Economics Of Selling Ganesha
WHAT should secular Satiricus learn from Ganesh, Lord of Learning? That God Ganesh is a factory product, and how much we make him for the market determines the state of our economy. At least that is what an Indian professor of a subject called Indian Political Economy at an American university teaches him. This professor says according to newspaper reports Rahul recently asked Indian industrialists “why we should have to import Ganeshas and Rakhis from China”. So the said professor recently wrote in an Indian newspaper an open letter to “dear Mr. Rahul Gandhi” explaining to him—and in the process to Satiricus—the economics of selling Lord Ganesh. Frankly the long and learned piece left Satiricus confused, as his knowledge of economics does not go beyond the earthly limits of roti, kapda, makan. But what surprised Satiricus was this professor sadly saying to Rahul, “Alas, your government (is) confused”. How can that be when Rahul’s “my government” is headed by an economist pretending to be prime minister but exulting in being an underling under Rahul?

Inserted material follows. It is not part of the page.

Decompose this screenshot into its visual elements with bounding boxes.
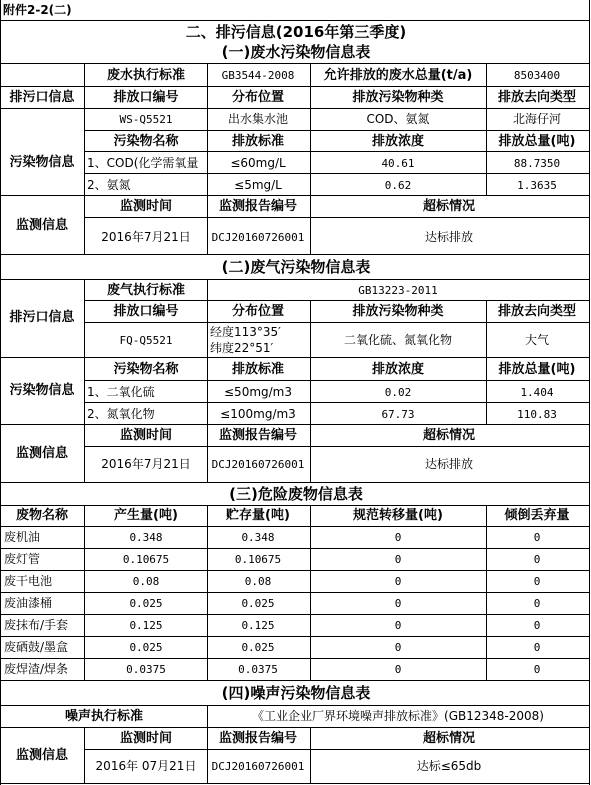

The professor warns that India simply does not make enough Ganeshas to meet the communal Indian demand. But isn’t that exactly the point? If India makes as many Ganeshas as people want, would that not be unforgivable pandering to communalism? Fortunately this Indian professor abroad goes into the details of the profitable economics of Ganesh-manufacturing but completely ignores the silly idea that Ganesh is our god and we would like to worship him rather than import him from godless China. So the professor ends with the warning—“India can ill afford to lose even the market for Ganeshas at home to the Chinese.” See? Indian economics has nothing to do with stupid notions like Ganesh-Bhakti, it is all about the market. Maybe it is time for the Lord of Learning to learn some secularism.